The Local 401 site said that Mikey was coming to town to bargain with a Toronto Loblaws guy and the newbie Westfair prez. Now wouldn't you expect the same deal from the same guys?

Now the big question is, 'Did Westfair get a good deal so that they could establish themselves in the marketplace, or did the UFCW bring them in line with Safeway?'

  • posted by news
  • Sun, Apr 28, 2002 7:33am

The UFCW is well into selling the Alberta Superstore deal.

They brag that the "employer's right to pressure" employees to come in when they are sick has been limited. Why not eradicated? Is this better than the Saskatchewan language?

They say that employees in "some classifications" will get almost double what they were originally offered. Well wait and see if that means they were offered a penny and now they get two.

The big problem is that they still are not at parity with Safeway. Until they get parity, Safeway will continue to beat concessions out of its employees.

Where are these guys heads at?

  • posted by siggy
  • Sun, Apr 28, 2002 8:33am

If secrets were only money, ufcw members would be rich. But they ain't and we ain't.

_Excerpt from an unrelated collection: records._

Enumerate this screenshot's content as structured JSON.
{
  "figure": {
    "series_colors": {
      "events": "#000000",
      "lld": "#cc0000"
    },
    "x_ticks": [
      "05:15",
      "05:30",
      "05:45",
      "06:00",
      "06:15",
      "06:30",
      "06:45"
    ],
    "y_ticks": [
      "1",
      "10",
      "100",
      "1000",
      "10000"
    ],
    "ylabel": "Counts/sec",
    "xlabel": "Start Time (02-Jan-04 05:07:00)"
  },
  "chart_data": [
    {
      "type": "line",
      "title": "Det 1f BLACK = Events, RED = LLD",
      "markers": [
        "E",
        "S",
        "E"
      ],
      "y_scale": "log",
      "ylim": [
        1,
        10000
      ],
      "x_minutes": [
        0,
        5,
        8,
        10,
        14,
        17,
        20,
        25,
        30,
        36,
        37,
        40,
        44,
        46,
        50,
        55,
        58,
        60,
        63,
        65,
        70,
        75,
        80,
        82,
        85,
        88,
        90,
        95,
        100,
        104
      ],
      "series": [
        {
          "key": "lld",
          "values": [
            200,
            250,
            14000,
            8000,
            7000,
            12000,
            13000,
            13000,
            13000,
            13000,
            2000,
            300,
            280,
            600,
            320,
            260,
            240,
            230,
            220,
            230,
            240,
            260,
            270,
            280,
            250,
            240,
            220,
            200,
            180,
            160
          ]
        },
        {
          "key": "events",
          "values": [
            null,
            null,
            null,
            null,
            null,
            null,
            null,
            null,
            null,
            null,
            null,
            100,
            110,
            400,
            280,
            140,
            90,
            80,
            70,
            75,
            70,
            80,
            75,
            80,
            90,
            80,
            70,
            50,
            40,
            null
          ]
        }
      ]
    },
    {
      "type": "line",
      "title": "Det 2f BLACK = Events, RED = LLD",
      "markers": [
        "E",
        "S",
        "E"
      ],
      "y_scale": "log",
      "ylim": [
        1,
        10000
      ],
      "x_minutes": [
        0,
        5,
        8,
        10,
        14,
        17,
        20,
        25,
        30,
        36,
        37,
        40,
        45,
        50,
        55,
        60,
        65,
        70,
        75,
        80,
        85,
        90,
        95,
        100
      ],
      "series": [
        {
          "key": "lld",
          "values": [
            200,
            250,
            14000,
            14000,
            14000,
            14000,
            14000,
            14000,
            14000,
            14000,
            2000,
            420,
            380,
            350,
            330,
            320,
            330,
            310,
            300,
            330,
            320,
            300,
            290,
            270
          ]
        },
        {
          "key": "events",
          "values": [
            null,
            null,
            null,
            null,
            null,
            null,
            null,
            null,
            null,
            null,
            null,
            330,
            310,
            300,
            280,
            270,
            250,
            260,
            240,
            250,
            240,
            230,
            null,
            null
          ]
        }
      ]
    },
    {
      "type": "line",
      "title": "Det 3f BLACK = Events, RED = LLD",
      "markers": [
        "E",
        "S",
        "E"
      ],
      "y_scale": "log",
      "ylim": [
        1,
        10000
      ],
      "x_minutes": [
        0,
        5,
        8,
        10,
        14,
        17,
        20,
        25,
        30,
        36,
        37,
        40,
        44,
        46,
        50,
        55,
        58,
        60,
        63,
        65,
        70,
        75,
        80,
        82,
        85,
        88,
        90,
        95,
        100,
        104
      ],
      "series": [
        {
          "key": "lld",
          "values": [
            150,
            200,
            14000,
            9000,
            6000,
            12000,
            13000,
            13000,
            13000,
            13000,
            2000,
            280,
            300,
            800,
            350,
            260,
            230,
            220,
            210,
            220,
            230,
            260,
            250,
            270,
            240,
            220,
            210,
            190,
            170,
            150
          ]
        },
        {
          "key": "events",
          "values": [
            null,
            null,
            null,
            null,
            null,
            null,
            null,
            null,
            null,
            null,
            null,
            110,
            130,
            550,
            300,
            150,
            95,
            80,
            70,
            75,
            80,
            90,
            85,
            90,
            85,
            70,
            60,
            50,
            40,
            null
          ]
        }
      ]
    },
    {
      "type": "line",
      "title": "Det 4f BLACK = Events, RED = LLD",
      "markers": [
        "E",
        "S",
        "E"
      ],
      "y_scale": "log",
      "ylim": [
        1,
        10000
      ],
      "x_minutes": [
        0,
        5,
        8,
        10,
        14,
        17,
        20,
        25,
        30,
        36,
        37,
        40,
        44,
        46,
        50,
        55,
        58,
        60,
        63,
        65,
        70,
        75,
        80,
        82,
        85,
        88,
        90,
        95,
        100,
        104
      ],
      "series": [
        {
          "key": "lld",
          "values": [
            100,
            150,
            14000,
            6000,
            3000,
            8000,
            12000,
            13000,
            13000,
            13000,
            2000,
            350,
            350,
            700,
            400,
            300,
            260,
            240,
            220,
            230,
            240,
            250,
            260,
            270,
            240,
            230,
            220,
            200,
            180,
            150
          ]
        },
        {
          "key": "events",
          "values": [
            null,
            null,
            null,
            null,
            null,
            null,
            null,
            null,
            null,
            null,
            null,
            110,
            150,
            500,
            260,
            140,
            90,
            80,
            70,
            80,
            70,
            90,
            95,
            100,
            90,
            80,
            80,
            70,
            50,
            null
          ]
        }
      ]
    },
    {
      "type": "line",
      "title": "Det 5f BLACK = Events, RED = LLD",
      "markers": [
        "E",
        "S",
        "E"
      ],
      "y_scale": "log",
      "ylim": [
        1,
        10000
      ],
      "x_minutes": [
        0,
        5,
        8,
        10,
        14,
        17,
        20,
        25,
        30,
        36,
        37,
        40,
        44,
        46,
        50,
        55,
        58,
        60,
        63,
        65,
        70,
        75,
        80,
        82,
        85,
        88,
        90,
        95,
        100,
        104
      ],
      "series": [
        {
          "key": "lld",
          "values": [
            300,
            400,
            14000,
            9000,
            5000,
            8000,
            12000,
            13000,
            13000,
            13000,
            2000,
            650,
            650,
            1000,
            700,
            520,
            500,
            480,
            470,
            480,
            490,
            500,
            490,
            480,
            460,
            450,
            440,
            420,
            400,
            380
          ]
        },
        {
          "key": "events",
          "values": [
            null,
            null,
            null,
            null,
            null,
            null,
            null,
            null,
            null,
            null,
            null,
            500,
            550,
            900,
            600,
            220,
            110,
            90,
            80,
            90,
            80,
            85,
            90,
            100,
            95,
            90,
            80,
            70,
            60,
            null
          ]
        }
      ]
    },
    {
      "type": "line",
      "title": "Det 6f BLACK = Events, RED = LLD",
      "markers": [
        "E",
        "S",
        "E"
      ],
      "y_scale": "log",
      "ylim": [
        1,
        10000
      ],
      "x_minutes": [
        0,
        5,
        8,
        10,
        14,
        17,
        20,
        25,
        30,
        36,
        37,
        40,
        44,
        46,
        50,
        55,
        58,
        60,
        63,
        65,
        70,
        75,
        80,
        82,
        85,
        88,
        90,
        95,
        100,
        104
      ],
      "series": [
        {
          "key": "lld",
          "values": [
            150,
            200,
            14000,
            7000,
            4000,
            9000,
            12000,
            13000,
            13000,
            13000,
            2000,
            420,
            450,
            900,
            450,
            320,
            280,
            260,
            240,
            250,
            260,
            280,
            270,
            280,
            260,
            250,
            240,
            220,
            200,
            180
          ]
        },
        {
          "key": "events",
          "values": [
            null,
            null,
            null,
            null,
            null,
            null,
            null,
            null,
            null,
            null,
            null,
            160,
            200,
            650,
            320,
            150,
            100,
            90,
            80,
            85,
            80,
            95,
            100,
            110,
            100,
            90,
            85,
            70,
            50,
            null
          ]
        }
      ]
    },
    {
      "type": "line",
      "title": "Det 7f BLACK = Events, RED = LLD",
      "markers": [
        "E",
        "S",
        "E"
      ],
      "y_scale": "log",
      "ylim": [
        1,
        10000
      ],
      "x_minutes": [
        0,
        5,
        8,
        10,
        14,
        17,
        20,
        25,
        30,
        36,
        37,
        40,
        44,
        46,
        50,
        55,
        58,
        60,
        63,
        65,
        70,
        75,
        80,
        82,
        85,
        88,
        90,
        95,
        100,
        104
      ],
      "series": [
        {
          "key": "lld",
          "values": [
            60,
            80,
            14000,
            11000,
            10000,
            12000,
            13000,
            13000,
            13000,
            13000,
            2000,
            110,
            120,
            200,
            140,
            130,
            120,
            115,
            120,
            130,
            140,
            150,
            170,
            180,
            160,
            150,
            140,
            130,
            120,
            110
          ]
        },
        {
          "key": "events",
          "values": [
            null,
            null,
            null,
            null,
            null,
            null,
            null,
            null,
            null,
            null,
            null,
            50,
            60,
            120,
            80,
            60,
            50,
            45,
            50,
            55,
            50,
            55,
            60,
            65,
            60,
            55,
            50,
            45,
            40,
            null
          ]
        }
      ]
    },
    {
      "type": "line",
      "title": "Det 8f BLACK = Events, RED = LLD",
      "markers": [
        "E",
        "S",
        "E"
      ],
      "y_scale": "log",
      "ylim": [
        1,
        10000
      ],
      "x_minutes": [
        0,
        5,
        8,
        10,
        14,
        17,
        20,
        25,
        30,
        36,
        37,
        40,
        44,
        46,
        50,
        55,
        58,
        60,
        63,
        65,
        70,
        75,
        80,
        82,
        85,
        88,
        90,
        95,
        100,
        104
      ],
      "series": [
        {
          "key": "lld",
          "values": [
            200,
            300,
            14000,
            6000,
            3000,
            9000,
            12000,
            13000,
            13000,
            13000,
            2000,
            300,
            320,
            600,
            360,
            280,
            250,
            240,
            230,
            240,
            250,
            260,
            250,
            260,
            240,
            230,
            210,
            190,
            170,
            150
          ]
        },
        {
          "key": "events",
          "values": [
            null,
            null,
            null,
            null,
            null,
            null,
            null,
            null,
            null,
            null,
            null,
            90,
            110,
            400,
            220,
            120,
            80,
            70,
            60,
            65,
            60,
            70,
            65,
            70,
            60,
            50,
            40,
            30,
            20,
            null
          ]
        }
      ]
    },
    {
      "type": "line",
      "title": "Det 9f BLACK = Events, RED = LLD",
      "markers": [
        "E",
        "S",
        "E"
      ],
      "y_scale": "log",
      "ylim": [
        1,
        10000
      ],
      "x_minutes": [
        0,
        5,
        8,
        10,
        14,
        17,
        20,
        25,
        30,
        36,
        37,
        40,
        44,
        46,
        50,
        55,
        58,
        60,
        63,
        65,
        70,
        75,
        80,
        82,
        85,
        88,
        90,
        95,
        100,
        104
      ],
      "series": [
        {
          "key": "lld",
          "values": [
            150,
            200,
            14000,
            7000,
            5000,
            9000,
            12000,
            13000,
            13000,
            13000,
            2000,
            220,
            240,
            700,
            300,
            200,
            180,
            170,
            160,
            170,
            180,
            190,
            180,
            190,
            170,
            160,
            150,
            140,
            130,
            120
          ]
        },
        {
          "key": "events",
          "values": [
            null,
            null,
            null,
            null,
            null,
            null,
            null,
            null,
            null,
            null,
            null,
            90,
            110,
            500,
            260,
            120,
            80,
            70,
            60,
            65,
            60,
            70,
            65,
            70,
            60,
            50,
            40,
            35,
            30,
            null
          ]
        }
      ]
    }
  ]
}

Secrets are for hiding stuff.


  • posted by Richard
  • Sun, Apr 28, 2002 8:40am

quote:


The big problem is that they still are not at parity with Safeway. Until they get parity, Safeway will continue to beat concessions out of its employees.


Years ago, there was virtually no competition in Canada's retail grocery industry. Except for the odd anomaly, all major contracts within a region had basically the same contract. The only edge that an employer had was its ability to manage well or its economies of scale. The deal was, the big player went first and there was a tacit understanding that all others would follow the big player's lead.

It's only when the UFCW started to offer deals in return for members that the real competition started. Not only did the UFCW master the art of the two tier contract, they preceded that by allowing the same local to have two different contracts. One for Safeway and everybody else, and one dirt-cheap one for Westfair Foods.

Now the UFCW tries to give a semblance of dignity to their CAs by making sure the top end looks great. However, those who make it to the top end are few and far between. And when you consider that even those with the fortitude to make it to the top, they don't have any guarantee that they will ever achieve full-time status.

Hang your heads low UFCW. Hang your heads real low.

  • posted by Jeff-Hulk-Hemp
  • Sun, Apr 28, 2002 8:16pm

The problem with Slaveway (aka) Safeway is this and we know what you people are going thur in Canada !In the Dominicks disvison our contact runs out Nov 9rd of this year !In our contact right now Management cant stock shevles or cut the hours so bad like they are !Infact we are filing grivances for Store Margers and Co-Marngers checking out coumsters and bagging !Of crouse the company says really busy but when they the hours down to the bone that forces the union to do one thing thats go to court !You see in our curret contact its no strike /lookout in the contact .Safeway will find lop holes in the contact .Thats how much of a stumb bag company this is and come Nov 9 rd Slaveway will get whats coming to them !

  • posted by Scott Mcpherson
  • Sun, Apr 28, 2002 11:27pm

quote:


'Right from the beginning, our members told us that real issue for them was respect,' said Hesse


Hey Tom, sell crazy someplace else...we're all stocked up here.